The question you need to ask is whether duplicate
keys are allowed in any of the lists.  If not, you may be
dealing with a list of property lists and can take
advantage of the stdlib module 'proplists'.  In general,
a property list is a stack of key / value pairs, with the
most recent value for a given key being the one
closest to the beginning of the list.

Instead of "modifying" an existing value, push a new
property onto each list:

set_value(LargeList, Property, NewValue) ->
   [ [{Property, NewValue} | PList || PList <- LargeList].

The result will then return a proper value when called
with proplists:get_value/2.  Of course, every list will now
have the new property value, not just the ones that
previously had it.

If you don't want to add the value to every list, use:

set_value(LargeList, Property, NewValue) ->
   [push_unique(Property, NewValue, PList) || PList <- LargeList].

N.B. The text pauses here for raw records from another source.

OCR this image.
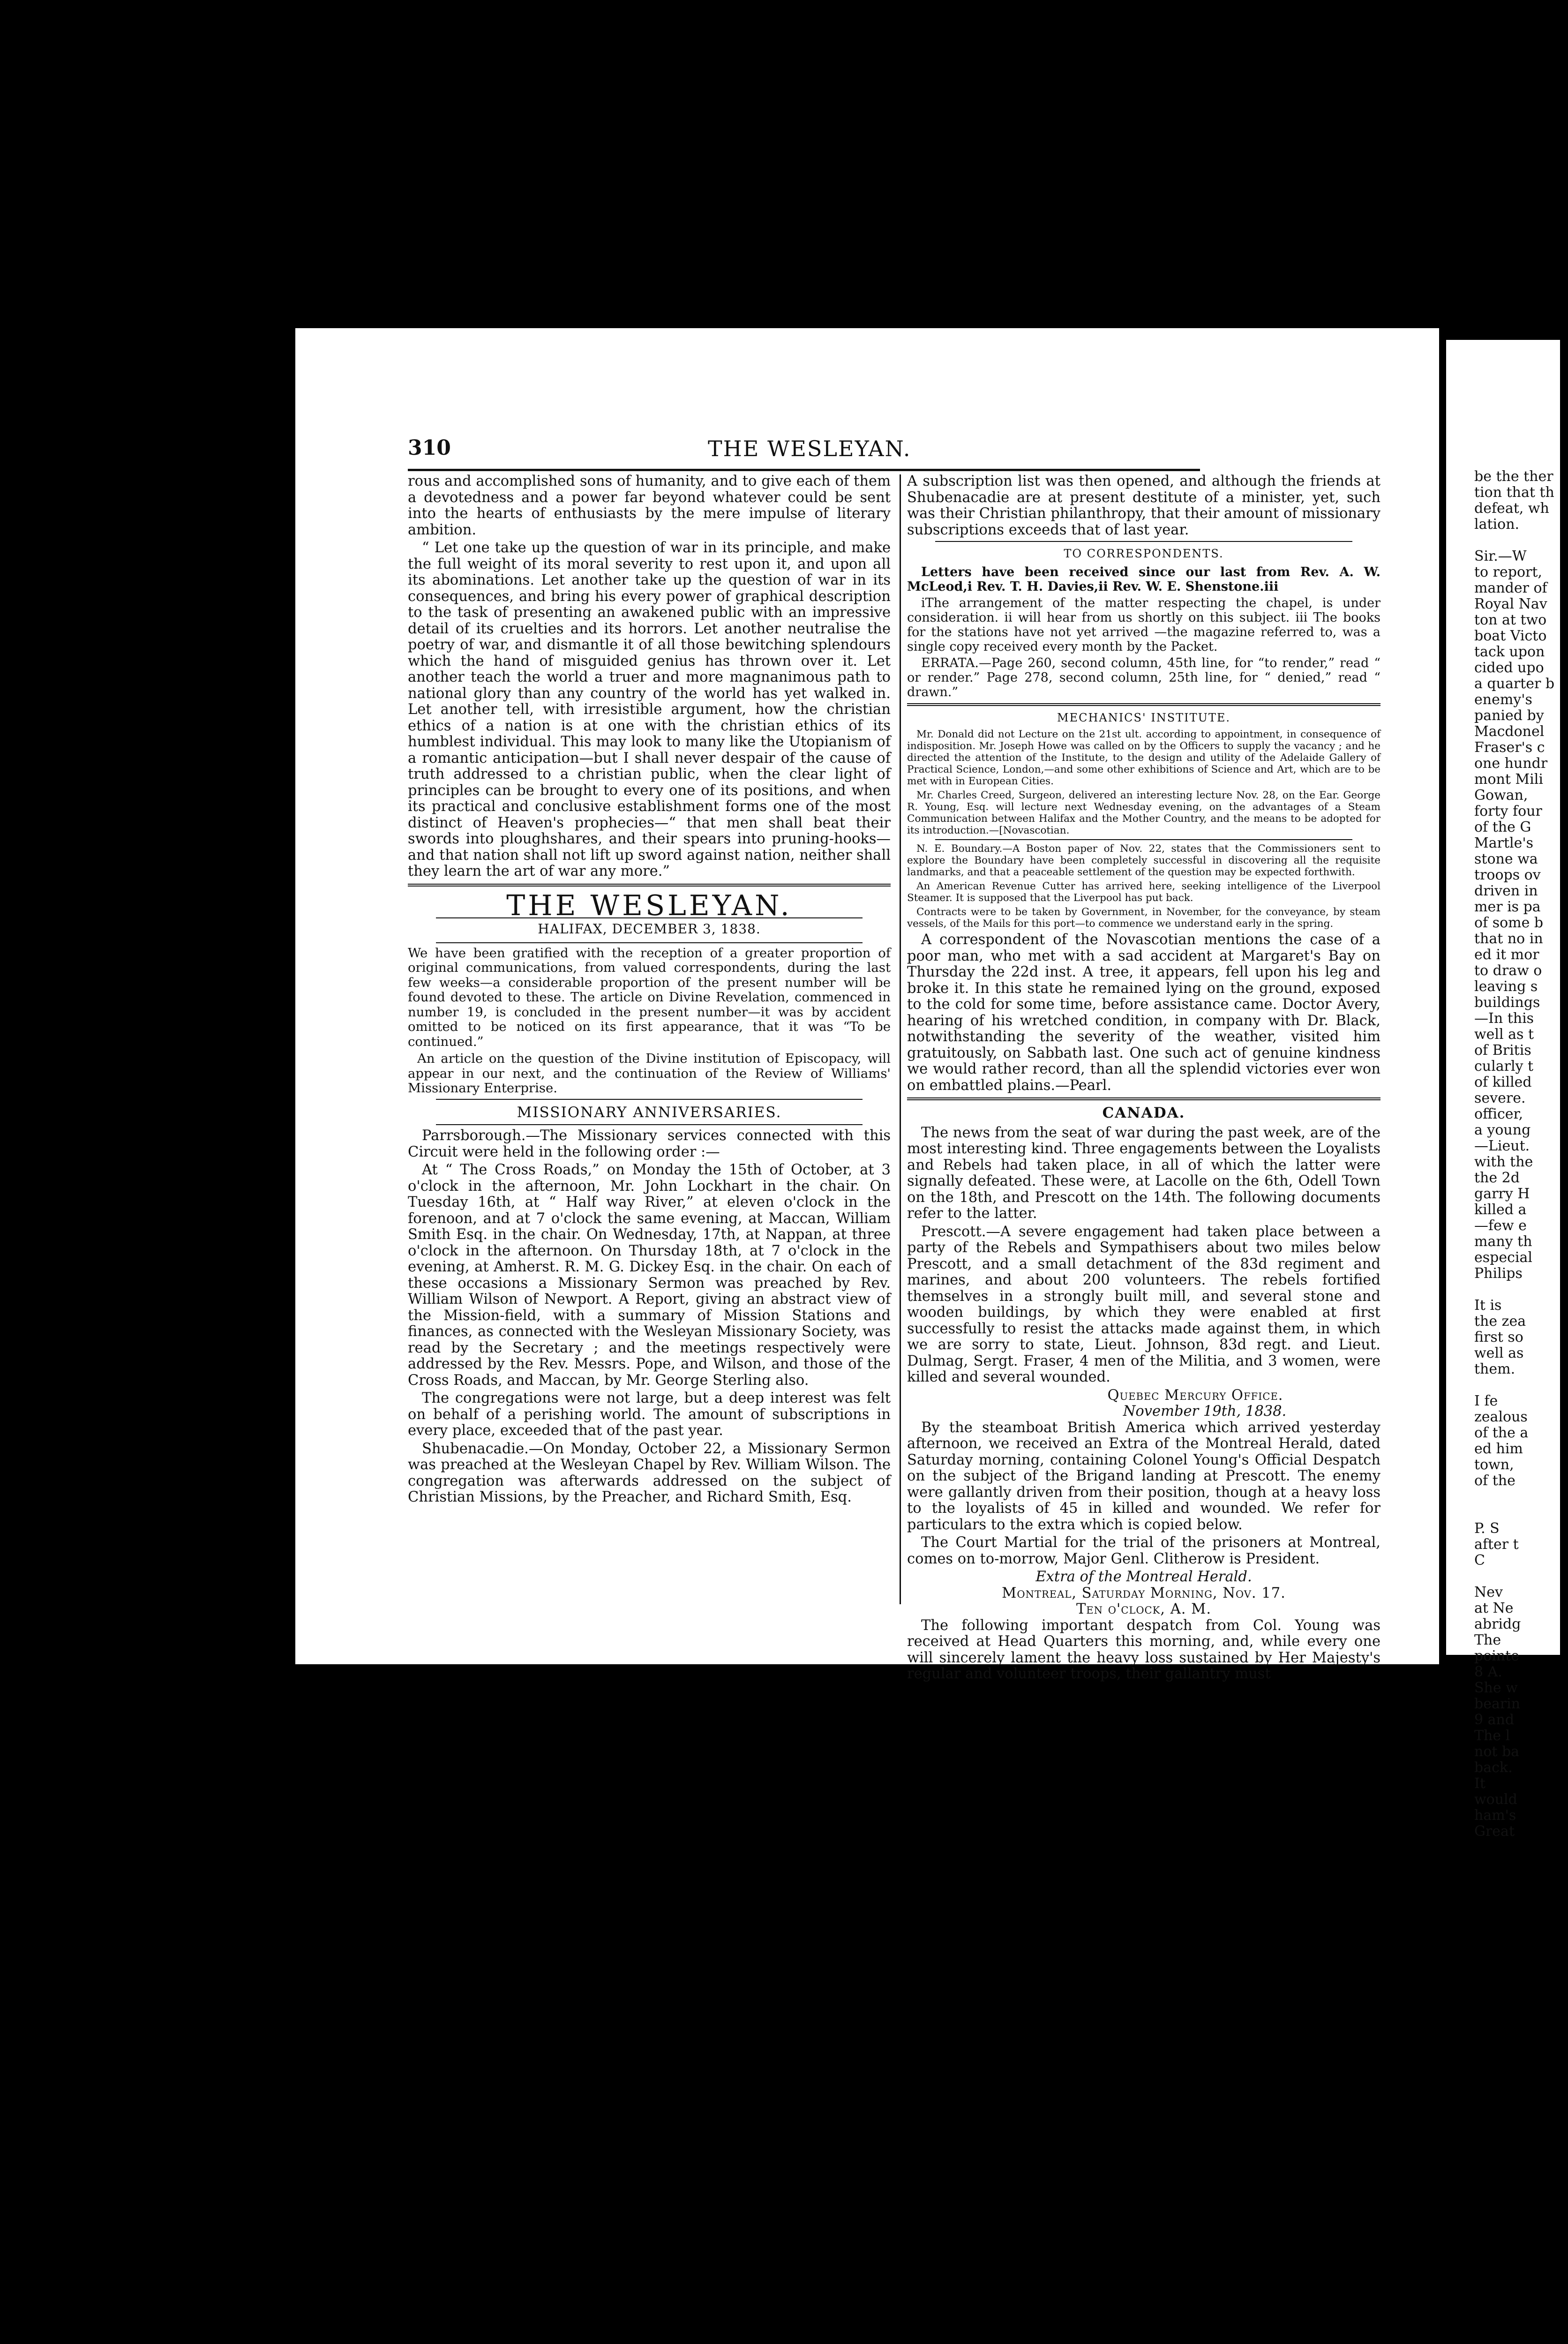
310	THE WESLEYAN.

rous and accomplished sons of humanity, and to give each of them a devotedness and a power far beyond whatever could be sent into the hearts of enthusiasts by the mere impulse of literary ambition.

“ Let one take up the question of war in its principle, and make the full weight of its moral severity to rest upon it, and upon all its abominations. Let another take up the question of war in its consequences, and bring his every power of graphical description to the task of presenting an awakened public with an impressive detail of its cruelties and its horrors. Let another neutralise the poetry of war, and dismantle it of all those bewitching splendours which the hand of misguided genius has thrown over it. Let another teach the world a truer and more magnanimous path to national glory than any country of the world has yet walked in. Let another tell, with irresistible argument, how the christian ethics of a nation is at one with the christian ethics of its humblest individual. This may look to many like the Utopianism of a romantic anticipation—but I shall never despair of the cause of truth addressed to a christian public, when the clear light of principles can be brought to every one of its positions, and when its practical and conclusive establishment forms one of the most distinct of Heaven's prophecies—“ that men shall beat their swords into ploughshares, and their spears into pruning-hooks—and that nation shall not lift up sword against nation, neither shall they learn the art of war any more.”

THE WESLEYAN.
HALIFAX, DECEMBER 3, 1838.

We have been gratified with the reception of a greater proportion of original communications, from valued correspondents, during the last few weeks—a considerable proportion of the present number will be found devoted to these. The article on Divine Revelation, commenced in number 19, is concluded in the present number—it was by accident omitted to be noticed on its first appearance, that it was “To be continued.”

An article on the question of the Divine institution of Episcopacy, will appear in our next, and the continuation of the Review of Williams' Missionary Enterprise.

MISSIONARY ANNIVERSARIES.

Parrsborough.—The Missionary services connected with this Circuit were held in the following order :—

At “ The Cross Roads,” on Monday the 15th of October, at 3 o'clock in the afternoon, Mr. John Lockhart in the chair. On Tuesday 16th, at “ Half way River,” at eleven o'clock in the forenoon, and at 7 o'clock the same evening, at Maccan, William Smith Esq. in the chair. On Wednesday, 17th, at Nappan, at three o'clock in the afternoon. On Thursday 18th, at 7 o'clock in the evening, at Amherst. R. M. G. Dickey Esq. in the chair. On each of these occasions a Missionary Sermon was preached by Rev. William Wilson of Newport. A Report, giving an abstract view of the Mission-field, with a summary of Mission Stations and finances, as connected with the Wesleyan Missionary Society, was read by the Secretary ; and the meetings respectively were addressed by the Rev. Messrs. Pope, and Wilson, and those of the Cross Roads, and Maccan, by Mr. George Sterling also.

The congregations were not large, but a deep interest was felt on behalf of a perishing world. The amount of subscriptions in every place, exceeded that of the past year.

Shubenacadie.—On Monday, October 22, a Missionary Sermon was preached at the Wesleyan Chapel by Rev. William Wilson. The congregation was afterwards addressed on the subject of Christian Missions, by the Preacher, and Richard Smith, Esq.

A subscription list was then opened, and although the friends at Shubenacadie are at present destitute of a minister, yet, such was their Christian philanthropy, that their amount of missionary subscriptions exceeds that of last year.

TO CORRESPONDENTS.

Letters have been received since our last from Rev. A. W. McLeod,i Rev. T. H. Davies,ii Rev. W. E. Shenstone.iii

iThe arrangement of the matter respecting the chapel, is under consideration. ii will hear from us shortly on this subject. iii The books for the stations have not yet arrived —the magazine referred to, was a single copy received every month by the Packet.

ERRATA.—Page 260, second column, 45th line, for “to render,” read “ or render.” Page 278, second column, 25th line, for “ denied,” read “ drawn.”

MECHANICS' INSTITUTE.

Mr. Donald did not Lecture on the 21st ult. according to appointment, in consequence of indisposition. Mr. Joseph Howe was called on by the Officers to supply the vacancy ; and he directed the attention of the Institute, to the design and utility of the Adelaide Gallery of Practical Science, London,—and some other exhibitions of Science and Art, which are to be met with in European Cities.

Mr. Charles Creed, Surgeon, delivered an interesting lecture Nov. 28, on the Ear. George R. Young, Esq. will lecture next Wednesday evening, on the advantages of a Steam Communication between Halifax and the Mother Country, and the means to be adopted for its introduction.—[Novascotian.

N. E. Boundary.—A Boston paper of Nov. 22, states that the Commissioners sent to explore the Boundary have been completely successful in discovering all the requisite landmarks, and that a peaceable settlement of the question may be expected forthwith.

An American Revenue Cutter has arrived here, seeking intelligence of the Liverpool Steamer. It is supposed that the Liverpool has put back.

Contracts were to be taken by Government, in November, for the conveyance, by steam vessels, of the Mails for this port—to commence we understand early in the spring.

A correspondent of the Novascotian mentions the case of a poor man, who met with a sad accident at Margaret's Bay on Thursday the 22d inst. A tree, it appears, fell upon his leg and broke it. In this state he remained lying on the ground, exposed to the cold for some time, before assistance came. Doctor Avery, hearing of his wretched condition, in company with Dr. Black, notwithstanding the severity of the weather, visited him gratuitously, on Sabbath last. One such act of genuine kindness we would rather record, than all the splendid victories ever won on embattled plains.—Pearl.

CANADA.

The news from the seat of war during the past week, are of the most interesting kind. Three engagements between the Loyalists and Rebels had taken place, in all of which the latter were signally defeated. These were, at Lacolle on the 6th, Odell Town on the 18th, and Prescott on the 14th. The following documents refer to the latter.

Prescott.—A severe engagement had taken place between a party of the Rebels and Sympathisers about two miles below Prescott, and a small detachment of the 83d regiment and marines, and about 200 volunteers. The rebels fortified themselves in a strongly built mill, and several stone and wooden buildings, by which they were enabled at first successfully to resist the attacks made against them, in which we are sorry to state, Lieut. Johnson, 83d regt. and Lieut. Dulmag, Sergt. Fraser, 4 men of the Militia, and 3 women, were killed and several wounded.

Quebec Mercury Office.
November 19th, 1838.

By the steamboat British America which arrived yesterday afternoon, we received an Extra of the Montreal Herald, dated Saturday morning, containing Colonel Young's Official Despatch on the subject of the Brigand landing at Prescott. The enemy were gallantly driven from their position, though at a heavy loss to the loyalists of 45 in killed and wounded. We refer for particulars to the extra which is copied below.

The Court Martial for the trial of the prisoners at Montreal, comes on to-morrow, Major Genl. Clitherow is President.

Extra of the Montreal Herald.
Montreal, Saturday Morning, Nov. 17.
Ten o'clock, A. M.

The following important despatch from Col. Young was received at Head Quarters this morning, and, while every one will sincerely lament the heavy loss sustained by Her Majesty's regular and volunteer troops, their gallantry must

be the ther

tion that th

defeat, wh

lation.

Sir.—W

to report,

mander of

Royal Nav

ton at two

boat Victo

tack upon

cided upo

a quarter b

enemy's

panied by

Macdonel

Fraser's c

one hundr

mont Mili

Gowan,

forty four

of the G

Martle's

stone wa

troops ov

driven in

mer is pa

of some b

that no in

ed it mor

to draw o

leaving s

buildings

—In this

well as t

of Britis

cularly t

of killed

severe.

officer,

a young

—Lieut.

with the

the 2d

garry H

killed a

—few e

many th

especial

Philips

It is

the zea

first so

well as

them.

I fe

zealous

of the a

ed him

town,

of the

P. S

after t

C

Nev

at Ne

abridg

The

pointe

8 A.

She w

bearin

9 and

The l

not ba

back.

It

would

ham's

Great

push_unique(Property, NewValue, PList) ->
   case proplists:is_defined(Property, PList) of
     true -> [ {Property, NewValue} | PList];
     false -> PList
   end.

The first approach has the advantage of requiring
no searching, and a very fast push implemented as
allocating one new list element.  The second
requires a lookup on every list, but does not add
a value if it is not already present.  You have to
decide which applies to your situation.  If you read
the proplists module documentation, you may find
that you can still use this approach when there are
multiple values for a single key.

This approach illustrates a technique that ROK
never mentions in his rebuttals to the "a list of
numbers does not make a string".  If you parse
XML into proplists, you can modify or augment
the data without searching, and therefore exceed
the performance of array-based and dedicated
string datatype approaches.

Any time you find yourself wanting to "modify" an
existing value, stop and think if that is really the best
way to accomplish the task using a functional language,
because "modification" is not the functional approach.

jay